India: una turista svizzera vittima di uno stupro collettivo
In India dove la collera per la morte di una studentessa stuprata a Nuova Delhi lo scorso dicembre non è ancora stata assorbita, un nuovo terribile episodio rivela di nuovo al mondo il livello allarmante di aggressioni sessuali nel paese. Il 15 marzo sotto gli occhi del marito impotente, una turista svizzera di quarant’anni è stata vittima di uno stupro collettivo come dichiarato dalla polizia del Madhya Pradesh, lo Stato dell’India in cui è avvenuta l’aggressione.
Lungo il percorso che conduce al maestoso Taj Mahal situato nord dell’India, la coppia di turisti ha deciso di fermarsi nei pressi di un villaggio del Madhya Pradesh dove dovevano passare la notte in tenda. Nella serata i due Occidentali circolavano in bicicletta, quando sette uomini li hanno attaccati. L’uomo è stato immediatamente attaccato e colpito per poi violentare la donna come dichiarato dall’ufficiale Afzal, successivamente si sono dati alla fuga non prima però di averli privati dei cellulari e di 10.000 rupie, circa 180 euro.
La vittima dello stupro è stata ospedalizzata, a circa 340 km da Bhopal la capitale dello Stato. Non sono state comunicate però le condizioni di salute della donna sennonché sia cosciente e che ha potuto raccontare il suo calvario che evoca molti precedenti. Nel 2003, una svizzera di 36 anni fu rapita in un parcheggio di Nuova Delhi, la capitale federale indiana, e stuprata da due uomini che non sono stati mai processati.
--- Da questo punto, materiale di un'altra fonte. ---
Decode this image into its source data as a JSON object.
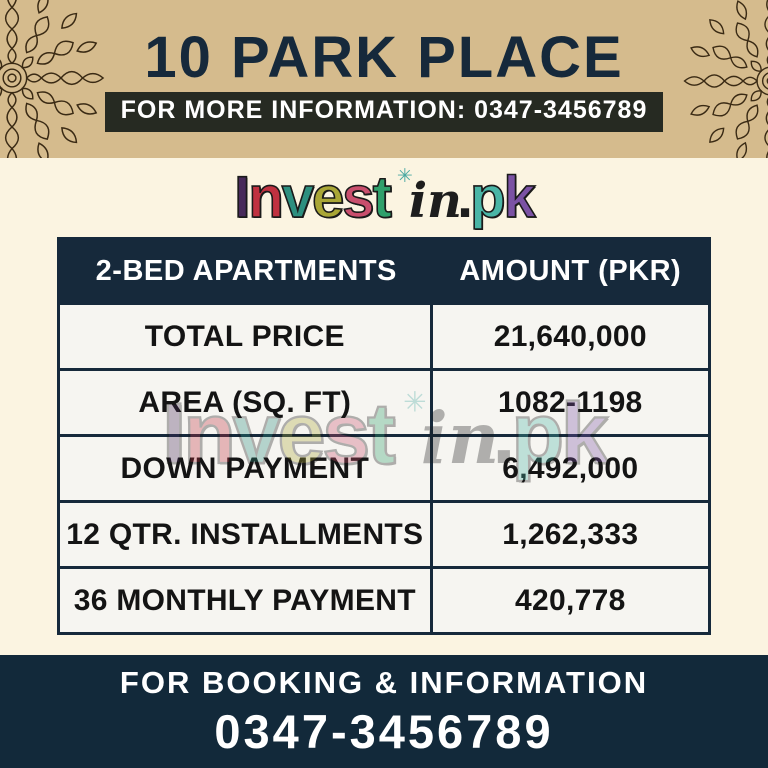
{
  "header": {
    "title": "10 PARK PLACE",
    "info_label": "FOR MORE INFORMATION: 0347-3456789"
  },
  "logo": {
    "text": "Investin.pk",
    "letters": [
      {
        "char": "I",
        "color": "#472a5a",
        "cls": "block"
      },
      {
        "char": "n",
        "color": "#c03140",
        "cls": "block"
      },
      {
        "char": "v",
        "color": "#2d8f7f",
        "cls": "block"
      },
      {
        "char": "e",
        "color": "#a9a636",
        "cls": "block"
      },
      {
        "char": "s",
        "color": "#c94f6d",
        "cls": "block"
      },
      {
        "char": "t",
        "color": "#2fa06b",
        "cls": "block"
      },
      {
        "char": "✳",
        "color": "#49a8a2",
        "cls": "star"
      },
      {
        "char": "i",
        "color": "#1d1d1d",
        "cls": "script"
      },
      {
        "char": "n",
        "color": "#1d1d1d",
        "cls": "script"
      },
      {
        "char": ".",
        "color": "#1d1d1d",
        "cls": "dot"
      },
      {
        "char": "p",
        "color": "#4ab5a6",
        "cls": "block"
      },
      {
        "char": "k",
        "color": "#7b52a4",
        "cls": "block"
      }
    ]
  },
  "table": {
    "columns": [
      "2-BED APARTMENTS",
      "AMOUNT (PKR)"
    ],
    "rows": [
      {
        "label": "TOTAL PRICE",
        "value": "21,640,000"
      },
      {
        "label": "AREA (SQ. FT)",
        "value": "1082-1198"
      },
      {
        "label": "DOWN PAYMENT",
        "value": "6,492,000"
      },
      {
        "label": "12 QTR. INSTALLMENTS",
        "value": "1,262,333"
      },
      {
        "label": "36 MONTHLY PAYMENT",
        "value": "420,778"
      }
    ]
  },
  "footer": {
    "heading": "FOR BOOKING & INFORMATION",
    "phone": "0347-3456789"
  },
  "colors": {
    "tan_banner": "#d5bb8d",
    "cream_background": "#fbf4e1",
    "navy": "#16293b",
    "footer_navy": "#12293a",
    "info_bar_dark": "#262a22",
    "cell_background": "#f6f5f1",
    "cell_text": "#141414",
    "mandala_line": "#3a2a14"
  }
}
Di recente, precisamente il 16 dicembre, in un autobus della stessa città, lo stupro collettivo di una studentessa di 23 anni ha suscitato un’ondata di indignazione nel pase in cui si verificarono manifestazioni di migliaia di persone. Il paese però è stato accusato molte volte di lasciar correre e di non agire contro gli stupratori, i presunti aggressori sono comunque comparsi a diverse riprese di fronte alla giustizia che potrebbe condannarli a morte. Lunedì scorso uno dei principali imputati, l’autista dell’autobus, è stato ritrovato impiccato all’interno della cella del penitenziario in cui si trovava in attesa di giudizio. Le circostanze del decesso restano tuttavia oscure, ma le autorità penitenziarie assicurano che si tratta di un suicidio. Il ministro degli Interni ha invece riconosciuto e ammesso l’esistenza di una vera e propria falla nel dispositivo di sorveglianza della struttura, in cui il detenuto ha rischiato diverse volte di essere linciato.